Como parte das comemorações, a nova versão em 4K terá sessão na Mostra Internacional de Cinema de São Paulo

“Terra Estrangeira”, dirigido por Walter Salles e Daniela Thomas volta à tela grande em cópia restaurada em 4k, com a primeira exibição no Brasil na 45ª Mostra Internacional de Cinema de São Paulo. A sessão, em comemoração aos 25 anos do filme será realizada no dia 23 de outubro no Espaço Itaú Augusta e terá a presença dos diretores e de integrantes da equipe do filme.

“Terra Estrangeira” foi restaurado em 4k pela VideoFilmes, em 2021, a partir dos negativos originais de imagem 16mm, digitalizados em alta resolução no laboratório francês Éclair. A marcação de luz foi supervisionada por Walter Carvalho. O áudio foi remasterizado para o formato 5.1 a partir da mixagem original do filme no formato Dolby Stereo no Estúdio JLS. O restauro foi coordenado por Patricia di Filippi.

Um dos marcos da retomada do cinema brasileiro, lançado em 1995, “Terra Estrangeira” tem lugar especial na cinematografia dos diretores: “O filme nasce como uma reação ao silêncio forçado do desgoverno Collor, e de 25 anos de ditadura militar. É um filme regido pelo desejo urgente de refletir quem nós éramos naquele momento de nossas vidas, e de participar do renascimento da cinematografia brasileira “, relembra Walter Salles. Daniela Thomas comenta o que a motivou no projeto “sou apaixonada por cinema e pela ideia de fazer cinema desde sempre. “Terra Estrangeira” foi a perfeita realização desse sonho. Éramos uma pequena turma de aficcionados, liderados pelo cinéfilo-mor, Walter Salles, focados na realização de um filme que ao mesmo tempo expressasse essa paixão e refletisse o estado de coisas no nosso país.”
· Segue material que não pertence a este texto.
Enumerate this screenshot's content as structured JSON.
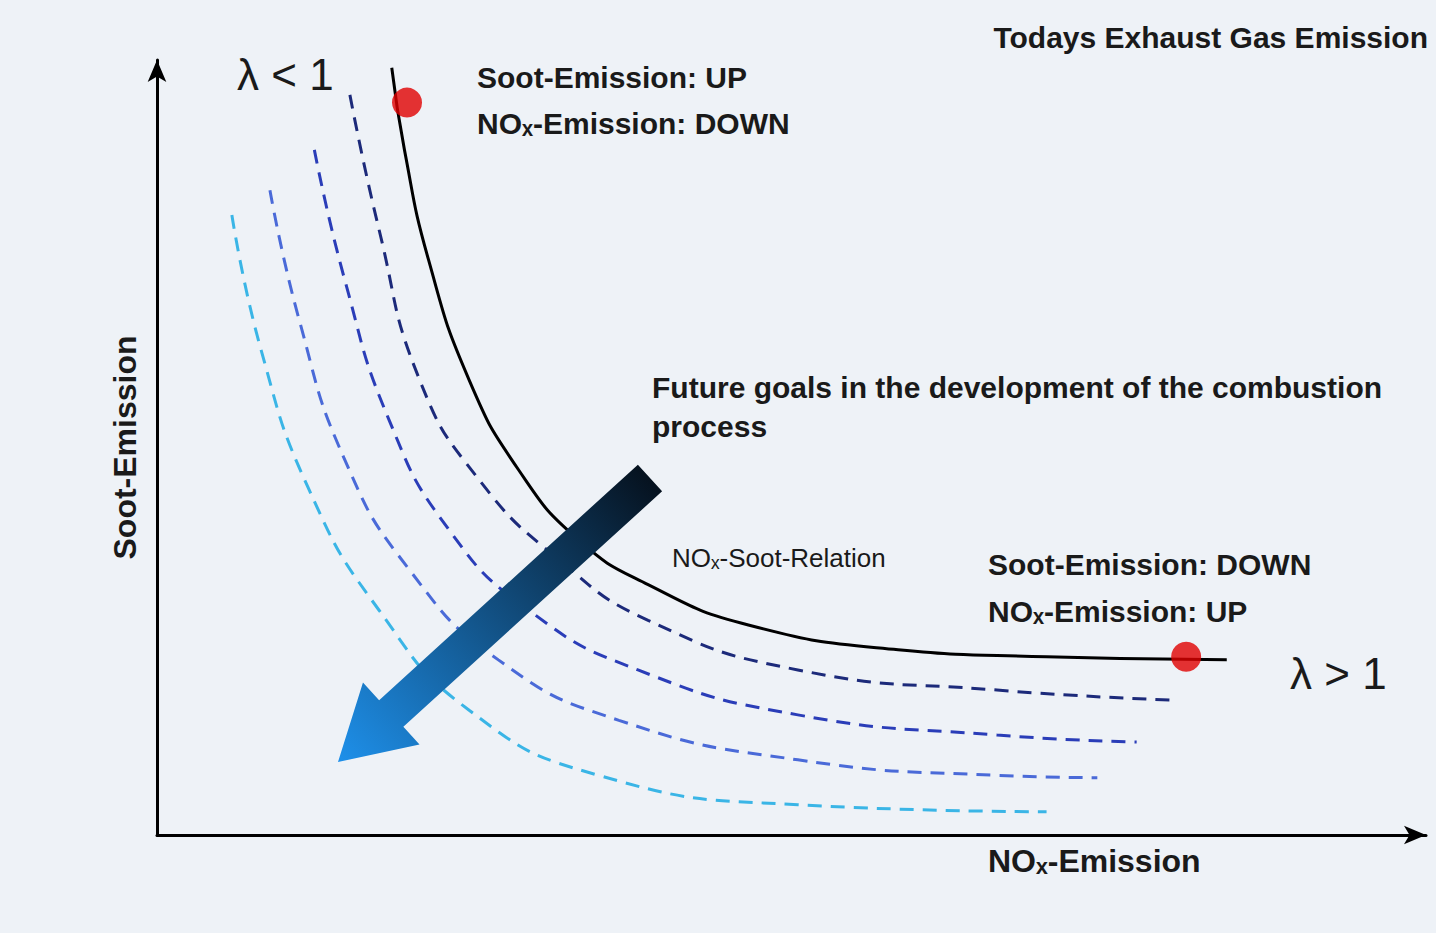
{
  "chart_data": {
    "type": "line",
    "title": "Todays Exhaust Gas Emission",
    "xlabel": "NOₓ-Emission",
    "ylabel": "Soot-Emission",
    "xlim": [
      0,
      100
    ],
    "ylim": [
      0,
      100
    ],
    "xticks": [],
    "yticks": [],
    "tick_labels": false,
    "grid": false,
    "annotations": [
      "λ < 1",
      "Soot-Emission: UP",
      "NOₓ-Emission: DOWN",
      "Future goals in the development of the combustion process",
      "NOₓ-Soot-Relation",
      "Soot-Emission: DOWN",
      "NOₓ-Emission: UP",
      "λ > 1"
    ],
    "series": [
      {
        "type": "line",
        "color": "#000000",
        "line_style": "solid",
        "x": [
          18.5,
          19.5,
          21.4,
          24.6,
          28.5,
          33.2,
          38.7,
          46.6,
          58.4,
          70.1,
          84.3
        ],
        "values": [
          99.0,
          88.4,
          74.2,
          58.7,
          47.1,
          38.1,
          32.3,
          27.1,
          23.9,
          23.0,
          22.6
        ]
      },
      {
        "type": "line",
        "color": "#1c2a7a",
        "line_style": "dashed",
        "x": [
          15.2,
          17.5,
          20.7,
          25.4,
          31.7,
          38.7,
          50.5,
          66.2,
          80.0
        ],
        "values": [
          95.5,
          78.1,
          58.7,
          45.8,
          35.5,
          27.7,
          21.3,
          18.7,
          17.4
        ]
      },
      {
        "type": "line",
        "color": "#2a3db8",
        "line_style": "dashed",
        "x": [
          12.4,
          14.8,
          18.3,
          23.0,
          29.3,
          37.9,
          50.5,
          66.2,
          77.2
        ],
        "values": [
          88.4,
          71.6,
          53.5,
          39.4,
          29.0,
          21.3,
          15.5,
          12.9,
          12.0
        ]
      },
      {
        "type": "line",
        "color": "#4a6ad8",
        "line_style": "dashed",
        "x": [
          8.9,
          11.2,
          14.8,
          19.9,
          26.9,
          36.4,
          50.5,
          66.2,
          74.1
        ],
        "values": [
          83.2,
          66.5,
          48.4,
          34.2,
          22.6,
          14.8,
          9.7,
          7.7,
          7.4
        ]
      },
      {
        "type": "line",
        "color": "#3ab5e6",
        "line_style": "dashed",
        "x": [
          5.9,
          8.2,
          12.0,
          17.5,
          24.6,
          34.8,
          50.5,
          70.1
        ],
        "values": [
          80.0,
          62.6,
          44.5,
          29.0,
          16.1,
          7.7,
          3.9,
          3.0
        ]
      },
      {
        "type": "scatter",
        "color": "#e00000",
        "marker": "circle",
        "x": [
          19.7,
          81.1
        ],
        "values": [
          94.5,
          23.0
        ]
      }
    ]
  }
}
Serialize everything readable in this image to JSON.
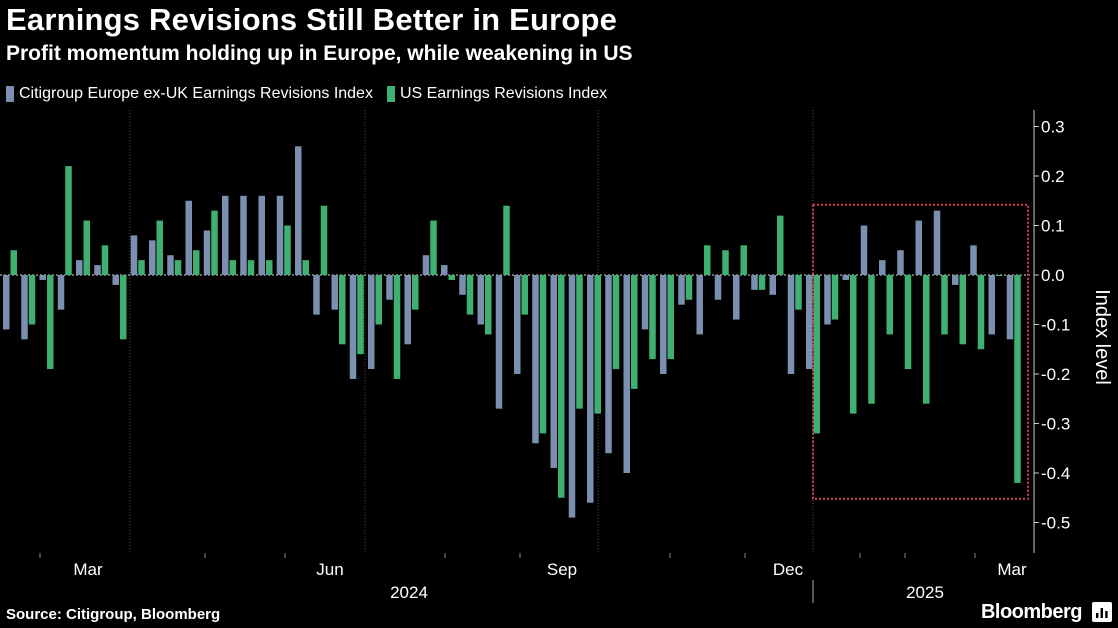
{
  "header": {
    "title": "Earnings Revisions Still Better in Europe",
    "subtitle": "Profit momentum holding up in Europe, while weakening in US"
  },
  "footer": {
    "source": "Source: Citigroup, Bloomberg",
    "brand": "Bloomberg"
  },
  "colors": {
    "background": "#000000",
    "europe": "#7b8fb0",
    "us": "#3fb071",
    "highlight_box": "#d5404f",
    "grid": "#555555",
    "text": "#ffffff"
  },
  "chart_data": {
    "type": "bar",
    "title": "Earnings Revisions Still Better in Europe",
    "subtitle": "Profit momentum holding up in Europe, while weakening in US",
    "ylabel": "Index level",
    "ylim": [
      -0.55,
      0.33
    ],
    "yticks": [
      "0.3",
      "0.2",
      "0.1",
      "0.0",
      "-0.1",
      "-0.2",
      "-0.3",
      "-0.4",
      "-0.5"
    ],
    "ytick_values": [
      0.3,
      0.2,
      0.1,
      0.0,
      -0.1,
      -0.2,
      -0.3,
      -0.4,
      -0.5
    ],
    "y_axis_position": "right",
    "grid": "vertical month gridlines, dotted",
    "legend_position": "top-left",
    "x_month_labels": [
      "Mar",
      "Jun",
      "Sep",
      "Dec",
      "Mar"
    ],
    "x_year_labels": [
      "2024",
      "2025"
    ],
    "periods": 56,
    "series": [
      {
        "name": "Citigroup Europe ex-UK Earnings Revisions Index",
        "values": [
          -0.11,
          -0.13,
          -0.01,
          -0.07,
          0.03,
          0.02,
          -0.02,
          0.08,
          0.07,
          0.04,
          0.15,
          0.09,
          0.16,
          0.16,
          0.16,
          0.16,
          0.26,
          -0.08,
          -0.07,
          -0.21,
          -0.19,
          -0.05,
          -0.14,
          0.04,
          0.02,
          -0.04,
          -0.1,
          -0.27,
          -0.2,
          -0.34,
          -0.39,
          -0.49,
          -0.46,
          -0.36,
          -0.4,
          -0.11,
          -0.2,
          -0.06,
          -0.12,
          -0.05,
          -0.09,
          -0.03,
          -0.04,
          -0.2,
          -0.19,
          -0.1,
          -0.01,
          0.1,
          0.03,
          0.05,
          0.11,
          0.13,
          -0.02,
          0.06,
          -0.12,
          -0.13
        ]
      },
      {
        "name": "US Earnings Revisions Index",
        "values": [
          0.05,
          -0.1,
          -0.19,
          0.22,
          0.11,
          0.06,
          -0.13,
          0.03,
          0.11,
          0.03,
          0.05,
          0.13,
          0.03,
          0.03,
          0.03,
          0.1,
          0.03,
          0.14,
          -0.14,
          -0.16,
          -0.1,
          -0.21,
          -0.07,
          0.11,
          -0.01,
          -0.08,
          -0.12,
          0.14,
          -0.08,
          -0.32,
          -0.45,
          -0.27,
          -0.28,
          -0.19,
          -0.23,
          -0.17,
          -0.17,
          -0.05,
          0.06,
          0.05,
          0.06,
          -0.03,
          0.12,
          -0.07,
          -0.32,
          -0.09,
          -0.28,
          -0.26,
          -0.12,
          -0.19,
          -0.26,
          -0.12,
          -0.14,
          -0.15,
          0.0,
          -0.42
        ]
      }
    ],
    "annotations": [
      {
        "type": "highlight-box",
        "style": "dotted red rectangle",
        "from_period": 46,
        "to_period": 56,
        "y_range": [
          -0.45,
          0.14
        ]
      }
    ]
  }
}
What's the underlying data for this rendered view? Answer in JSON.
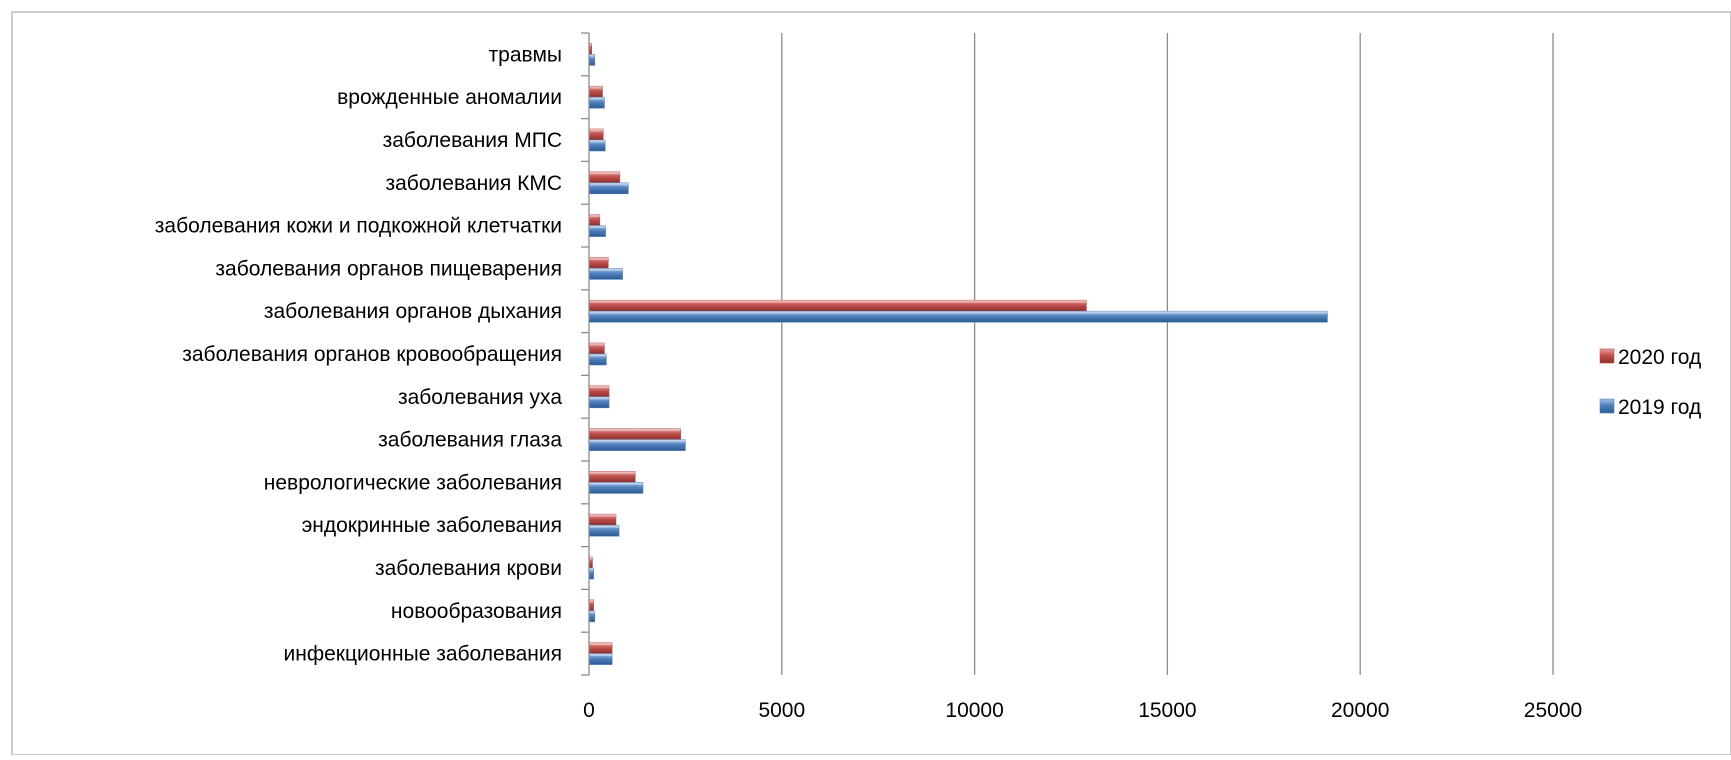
{
  "chart_data": {
    "type": "bar",
    "orientation": "horizontal",
    "title": "",
    "xlabel": "",
    "ylabel": "",
    "xlim": [
      0,
      25000
    ],
    "xticks": [
      0,
      5000,
      10000,
      15000,
      20000,
      25000
    ],
    "grid": "vertical",
    "legend": "right",
    "categories": [
      "инфекционные заболевания",
      "новообразования",
      "заболевания крови",
      "эндокринные заболевания",
      "неврологические заболевания",
      "заболевания глаза",
      "заболевания уха",
      "заболевания органов кровообращения",
      "заболевания органов дыхания",
      "заболевания органов пищеварения",
      "заболевания кожи и подкожной клетчатки",
      "заболевания КМС",
      "заболевания МПС",
      "врожденные аномалии",
      "травмы"
    ],
    "series": [
      {
        "name": "2019 год",
        "color": "#4f81bd",
        "values": [
          600,
          150,
          120,
          780,
          1400,
          2500,
          520,
          450,
          19150,
          870,
          430,
          1020,
          420,
          400,
          150
        ]
      },
      {
        "name": "2020 год",
        "color": "#c0504d",
        "values": [
          600,
          120,
          90,
          700,
          1200,
          2380,
          520,
          400,
          12900,
          500,
          280,
          800,
          370,
          350,
          70
        ]
      }
    ]
  }
}
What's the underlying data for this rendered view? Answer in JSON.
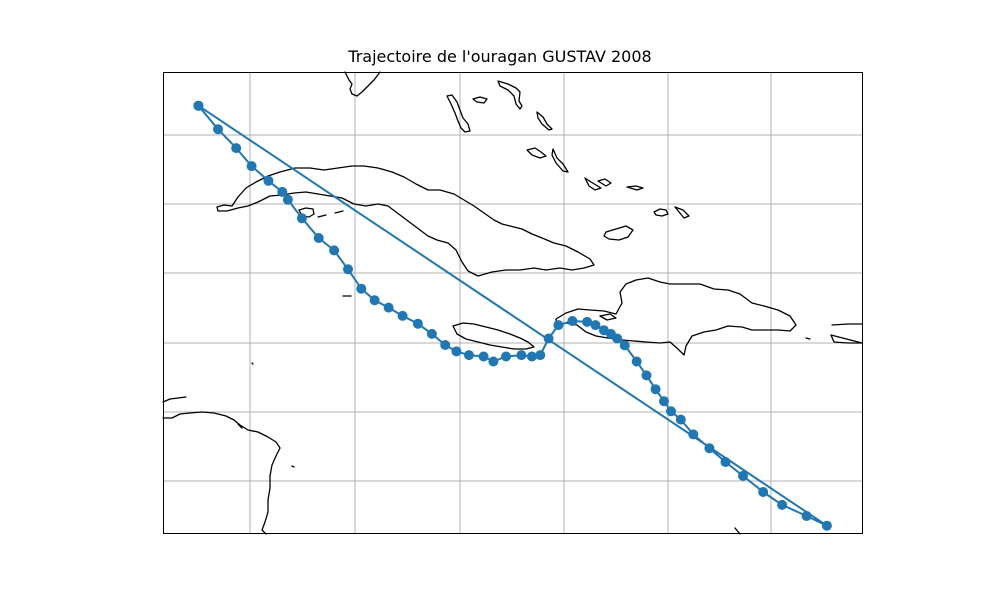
{
  "figure": {
    "title": "Trajectoire de l'ouragan GUSTAV 2008"
  },
  "style": {
    "track_color": "#1f77b4",
    "coast_color": "#000000",
    "grid_color": "#b0b0b0",
    "frame_color": "#000000",
    "background": "#ffffff"
  },
  "chart_data": {
    "type": "scatter",
    "kind": "map-track",
    "title": "Trajectoire de l'ouragan GUSTAV 2008",
    "coordinate_note": "Map prints no lat/lon tick labels; track points are given in normalized map-frame units (x: 0 = left edge, 1 = right edge; y: 0 = top edge, 1 = bottom edge).",
    "grid": true,
    "legend": "none",
    "track": [
      [
        0.05,
        0.072
      ],
      [
        0.078,
        0.123
      ],
      [
        0.104,
        0.164
      ],
      [
        0.126,
        0.203
      ],
      [
        0.15,
        0.235
      ],
      [
        0.17,
        0.259
      ],
      [
        0.178,
        0.276
      ],
      [
        0.198,
        0.316
      ],
      [
        0.222,
        0.359
      ],
      [
        0.244,
        0.386
      ],
      [
        0.264,
        0.427
      ],
      [
        0.283,
        0.469
      ],
      [
        0.302,
        0.494
      ],
      [
        0.322,
        0.51
      ],
      [
        0.342,
        0.528
      ],
      [
        0.364,
        0.545
      ],
      [
        0.384,
        0.567
      ],
      [
        0.403,
        0.591
      ],
      [
        0.419,
        0.605
      ],
      [
        0.437,
        0.613
      ],
      [
        0.458,
        0.616
      ],
      [
        0.472,
        0.627
      ],
      [
        0.49,
        0.616
      ],
      [
        0.512,
        0.613
      ],
      [
        0.527,
        0.616
      ],
      [
        0.539,
        0.613
      ],
      [
        0.551,
        0.577
      ],
      [
        0.565,
        0.548
      ],
      [
        0.585,
        0.539
      ],
      [
        0.606,
        0.541
      ],
      [
        0.618,
        0.548
      ],
      [
        0.63,
        0.559
      ],
      [
        0.64,
        0.567
      ],
      [
        0.649,
        0.577
      ],
      [
        0.66,
        0.592
      ],
      [
        0.677,
        0.627
      ],
      [
        0.691,
        0.657
      ],
      [
        0.704,
        0.687
      ],
      [
        0.716,
        0.713
      ],
      [
        0.726,
        0.735
      ],
      [
        0.74,
        0.753
      ],
      [
        0.758,
        0.785
      ],
      [
        0.781,
        0.815
      ],
      [
        0.804,
        0.845
      ],
      [
        0.829,
        0.875
      ],
      [
        0.858,
        0.91
      ],
      [
        0.885,
        0.938
      ],
      [
        0.92,
        0.962
      ],
      [
        0.949,
        0.983
      ],
      [
        0.05,
        0.072
      ]
    ]
  }
}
Rodado em quatro semanas, em três continentes, as filmagens tiveram equipe reduzida como em um documentário. “Pensamos o filme todo antes, mas não paramos de improvisar ao longo da filmagem. Foi um processo único”, conta Walter Salles. E Daniela complementa, “nós desejávamos que o filme tivesse um tamanho e agilidade de produção proporcionais ao momento econômico que vivíamos. Foi intenso e extremamente prazeroso. Acho que esse momento inspirador que vivemos ficou impresso na tela. Éramos felizes e sabíamos.”

“Terra Estrangeira” foi um filme regido por um estado de urgência, e por falar com precisão sobre um período de crise profunda do país. “Em pleno caos dos anos Collor, uma imagem em preto e branco se cristalizou na mente, e não parava de ecoar: a de dois jovens frente à um navio emborcado na areia, num país distante. Pouco a pouco, foi ficando claro que aquela cena refletia formas distintas de exílio: político, econômico, afetivo. É a imagem que contém o filme como um todo. Com a derrocada econômica, o Brasil deixou de ser um país de imigração e se transformou em um país de emigração. Cerca de 800 mil pessoas deixaram o país naquele momento. Os personagens de Alex (Fernanda Torres) e Paco (Fernando Alves Pinto) nascem desse ponto de inflexão de nossa história.”, conclui Walter Salles.